Common Troubleshooting Issues
Permission denied when cloning with SSH
Check that the correct public key is added to GitLab, the private key has proper permissions, and your SSH config points to the intended key.
chmod 600 ~/.ssh/openchamber_gitlab
ssh -vT [email protected]
Git works on the host but not inside the container
The container may not have access to the same SSH keys, known_hosts file, or mounted project directory. Verify volume mappings and user permissions.
Changes disappear after restarting OpenChamber
The repository is probably stored inside the container filesystem instead of a mounted volume. Move it to the host projects directory and register that path again.
Conclusion
A good OpenChamber GitLab integration keeps GitLab as the source of truth while giving OpenChamber a persistent, secure workspace for AI-assisted development. Use SSH where possible, keep repositories in mounted project directories, create feature branches for AI-assisted changes, and expose development servers only when needed.
With this setup, OpenChamber becomes more than a demo environment. It becomes a practical self-hosted workspace where AI can help with real projects while your team keeps control over code, credentials, and review workflow.
Frequently Asked Questions
Does OpenChamber connect directly to the GitLab API?
Not necessarily. The safest workflow is to authenticate Git access, clone the repository into a mounted workspace, and register that local directory as an OpenChamber project.
Should I use SSH or HTTPS tokens for GitLab?
SSH is usually better for a long-running self-hosted workspace because keys can be scoped, rotated, and used without embedding tokens in clone URLs.
Where should repositories live inside OpenChamber?
Store repositories in a mounted projects directory such as /opt/openchamber/projects on the host. Avoid keeping important code only inside the container filesystem.
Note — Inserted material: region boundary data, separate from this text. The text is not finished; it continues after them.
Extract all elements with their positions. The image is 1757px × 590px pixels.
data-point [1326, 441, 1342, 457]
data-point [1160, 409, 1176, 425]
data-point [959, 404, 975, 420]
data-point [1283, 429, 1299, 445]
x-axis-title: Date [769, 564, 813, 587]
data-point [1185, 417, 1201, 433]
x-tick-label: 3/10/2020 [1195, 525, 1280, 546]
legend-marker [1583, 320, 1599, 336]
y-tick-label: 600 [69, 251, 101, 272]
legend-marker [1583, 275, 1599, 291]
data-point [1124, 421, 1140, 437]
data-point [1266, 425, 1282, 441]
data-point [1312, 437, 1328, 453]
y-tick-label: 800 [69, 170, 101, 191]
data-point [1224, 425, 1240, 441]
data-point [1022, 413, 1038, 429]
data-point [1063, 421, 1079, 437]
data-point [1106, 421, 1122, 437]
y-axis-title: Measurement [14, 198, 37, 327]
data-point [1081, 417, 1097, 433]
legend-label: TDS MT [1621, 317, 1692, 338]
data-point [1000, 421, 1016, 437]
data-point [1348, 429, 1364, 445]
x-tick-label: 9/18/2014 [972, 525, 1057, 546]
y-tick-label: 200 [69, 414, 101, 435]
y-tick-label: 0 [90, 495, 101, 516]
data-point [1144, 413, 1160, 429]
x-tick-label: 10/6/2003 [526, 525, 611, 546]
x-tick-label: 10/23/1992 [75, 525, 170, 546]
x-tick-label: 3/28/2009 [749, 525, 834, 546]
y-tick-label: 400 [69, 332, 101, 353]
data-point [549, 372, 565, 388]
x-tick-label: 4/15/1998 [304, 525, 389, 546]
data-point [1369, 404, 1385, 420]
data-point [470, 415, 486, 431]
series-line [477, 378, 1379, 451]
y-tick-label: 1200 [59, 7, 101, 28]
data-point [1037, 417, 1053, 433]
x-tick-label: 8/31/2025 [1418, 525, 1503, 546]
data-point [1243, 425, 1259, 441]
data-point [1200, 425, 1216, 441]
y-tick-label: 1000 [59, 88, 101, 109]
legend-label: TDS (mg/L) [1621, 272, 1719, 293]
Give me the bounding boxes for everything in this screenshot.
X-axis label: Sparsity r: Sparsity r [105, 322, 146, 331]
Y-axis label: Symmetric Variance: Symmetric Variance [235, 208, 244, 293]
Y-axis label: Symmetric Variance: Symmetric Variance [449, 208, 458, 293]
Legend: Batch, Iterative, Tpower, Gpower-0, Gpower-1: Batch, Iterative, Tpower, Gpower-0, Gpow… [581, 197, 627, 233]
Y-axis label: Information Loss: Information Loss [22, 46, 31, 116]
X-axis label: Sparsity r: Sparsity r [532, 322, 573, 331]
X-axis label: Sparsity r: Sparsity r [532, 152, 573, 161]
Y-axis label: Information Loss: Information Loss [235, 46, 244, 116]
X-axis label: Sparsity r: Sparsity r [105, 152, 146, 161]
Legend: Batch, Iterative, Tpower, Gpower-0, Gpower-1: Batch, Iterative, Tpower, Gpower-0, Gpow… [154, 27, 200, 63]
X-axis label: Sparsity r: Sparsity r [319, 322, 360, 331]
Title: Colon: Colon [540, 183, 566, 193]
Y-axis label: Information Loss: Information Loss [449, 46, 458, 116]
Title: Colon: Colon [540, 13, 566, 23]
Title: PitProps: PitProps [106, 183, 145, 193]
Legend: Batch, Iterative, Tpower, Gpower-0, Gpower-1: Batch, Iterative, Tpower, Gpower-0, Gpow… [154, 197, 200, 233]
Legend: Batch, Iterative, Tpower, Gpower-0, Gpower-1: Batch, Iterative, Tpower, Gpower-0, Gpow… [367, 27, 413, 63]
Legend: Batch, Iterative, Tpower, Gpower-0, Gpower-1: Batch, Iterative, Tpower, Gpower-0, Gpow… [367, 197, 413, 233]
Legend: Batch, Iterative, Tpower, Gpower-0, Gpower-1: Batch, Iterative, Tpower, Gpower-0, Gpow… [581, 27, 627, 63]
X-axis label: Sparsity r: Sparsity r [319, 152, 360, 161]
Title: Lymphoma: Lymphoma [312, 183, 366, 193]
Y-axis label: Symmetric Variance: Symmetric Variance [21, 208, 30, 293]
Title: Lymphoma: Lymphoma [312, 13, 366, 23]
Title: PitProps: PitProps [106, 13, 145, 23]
How do I keep GitLab credentials secure?
Use scoped deploy keys or personal access tokens, never commit secrets, avoid storing credentials in shared project files, and review access regularly.
Can OpenChamber run development servers from cloned repositories?
Yes. Once a repository is cloned and dependencies are installed, you can run dev servers from the workspace. Expose them carefully and prefer local-only binding.